Pixel Proportion Calculator
Enter the original size and one target dimension. The calculator will keep the image proportion and compute the missing value.
What is pixel proportion?
Pixel proportion is the relationship between width and height in an image, video frame, banner, or UI asset. If you change one dimension and want the graphic to stay visually correct, the second dimension must be changed by the exact same scale factor. That prevents stretching and squishing.
How this calculator works
The tool uses simple proportional math:
- Aspect Ratio = width ÷ height
- Scale Factor = target width ÷ original width (or target height ÷ original height)
- Missing Dimension = original dimension × scale factor
Example: if an image is 1600 × 900 and you need width 800, the scale factor is 800/1600 = 0.5. So the proportional height is 900 × 0.5 = 450. Final size: 800 × 450.
Why proportional resizing matters
1) Cleaner visuals
Non-proportional scaling distorts logos, faces, icons, and interface elements. Keeping proportions preserves design quality.
2) Better responsive design
On websites, assets often need multiple sizes for desktop, tablet, and mobile. Proportional resizing creates consistent visual rhythm across breakpoints.
3) Faster production workflows
Designers, developers, and content teams can quickly generate accurate dimensions for hero images, social media creatives, and product photos without guesswork.
Common use cases
- Resizing website banners and blog featured images
- Creating social media posts for different platforms
- Preparing screenshots for app stores
- Scaling video thumbnails and presentation graphics
- Converting mockup dimensions for responsive UI components
Tips to avoid mistakes
- Always lock aspect ratio in your editor when possible.
- Avoid manually dragging both width and height unless you need intentional distortion.

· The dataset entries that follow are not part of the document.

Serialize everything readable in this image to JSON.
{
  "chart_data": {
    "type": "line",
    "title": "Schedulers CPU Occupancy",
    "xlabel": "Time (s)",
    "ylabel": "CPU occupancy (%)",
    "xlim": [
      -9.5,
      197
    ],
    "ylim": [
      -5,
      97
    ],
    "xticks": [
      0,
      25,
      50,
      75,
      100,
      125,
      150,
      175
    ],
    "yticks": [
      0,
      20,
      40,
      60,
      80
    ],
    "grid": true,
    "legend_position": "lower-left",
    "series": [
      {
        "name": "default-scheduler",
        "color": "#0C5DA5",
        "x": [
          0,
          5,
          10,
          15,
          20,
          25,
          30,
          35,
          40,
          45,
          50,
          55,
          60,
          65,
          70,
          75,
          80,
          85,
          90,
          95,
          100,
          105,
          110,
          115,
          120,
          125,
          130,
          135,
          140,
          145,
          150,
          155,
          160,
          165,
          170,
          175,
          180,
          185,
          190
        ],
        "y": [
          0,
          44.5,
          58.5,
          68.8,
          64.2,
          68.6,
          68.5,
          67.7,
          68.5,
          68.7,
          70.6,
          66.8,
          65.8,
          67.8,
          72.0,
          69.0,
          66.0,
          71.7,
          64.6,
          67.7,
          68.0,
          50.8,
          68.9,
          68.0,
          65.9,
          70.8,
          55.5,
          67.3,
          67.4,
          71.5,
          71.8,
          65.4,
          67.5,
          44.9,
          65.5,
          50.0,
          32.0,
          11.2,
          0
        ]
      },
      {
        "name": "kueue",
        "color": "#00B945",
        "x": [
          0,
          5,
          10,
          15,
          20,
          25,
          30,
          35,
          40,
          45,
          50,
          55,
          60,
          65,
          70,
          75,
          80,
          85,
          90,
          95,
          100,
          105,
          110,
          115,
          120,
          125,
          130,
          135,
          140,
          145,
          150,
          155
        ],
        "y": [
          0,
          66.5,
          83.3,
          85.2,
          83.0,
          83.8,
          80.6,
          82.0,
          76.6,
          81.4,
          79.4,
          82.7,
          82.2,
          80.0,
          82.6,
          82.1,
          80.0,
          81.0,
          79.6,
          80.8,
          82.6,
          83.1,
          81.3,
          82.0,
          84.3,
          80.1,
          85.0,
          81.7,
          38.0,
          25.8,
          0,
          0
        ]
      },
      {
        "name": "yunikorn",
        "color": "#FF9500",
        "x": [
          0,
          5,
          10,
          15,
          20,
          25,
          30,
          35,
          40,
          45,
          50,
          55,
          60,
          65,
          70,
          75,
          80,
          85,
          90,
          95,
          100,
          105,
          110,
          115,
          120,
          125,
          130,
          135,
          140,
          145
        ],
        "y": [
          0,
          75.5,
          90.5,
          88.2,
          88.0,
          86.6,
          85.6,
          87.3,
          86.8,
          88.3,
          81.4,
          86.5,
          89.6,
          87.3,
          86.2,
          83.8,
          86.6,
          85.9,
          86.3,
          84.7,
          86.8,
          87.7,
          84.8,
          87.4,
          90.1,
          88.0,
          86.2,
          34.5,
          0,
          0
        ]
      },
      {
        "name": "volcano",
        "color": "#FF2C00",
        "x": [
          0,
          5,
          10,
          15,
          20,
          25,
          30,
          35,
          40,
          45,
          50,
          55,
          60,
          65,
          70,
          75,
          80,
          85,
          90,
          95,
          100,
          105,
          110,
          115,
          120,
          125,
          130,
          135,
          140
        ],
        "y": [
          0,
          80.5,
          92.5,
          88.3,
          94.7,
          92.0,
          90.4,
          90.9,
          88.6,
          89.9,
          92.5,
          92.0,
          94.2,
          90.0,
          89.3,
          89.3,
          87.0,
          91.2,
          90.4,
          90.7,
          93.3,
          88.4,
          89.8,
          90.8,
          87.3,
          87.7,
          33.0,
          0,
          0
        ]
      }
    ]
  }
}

- Round dimensions carefully for pixel-perfect UI work.
- When exporting, verify the final size and file format (PNG, JPG, WebP, SVG).
Quick FAQ
Can I enter both target width and target height?
Yes. The calculator checks whether your entries stay proportional. If not, it suggests corrected values.
What if my original dimensions are not integers?
Decimals are supported. This is useful for high-density design systems, scaled artboards, and precision layout work.
Does this calculator crop images?
No. It only calculates proportional dimensions. Cropping is a separate decision based on composition and framing.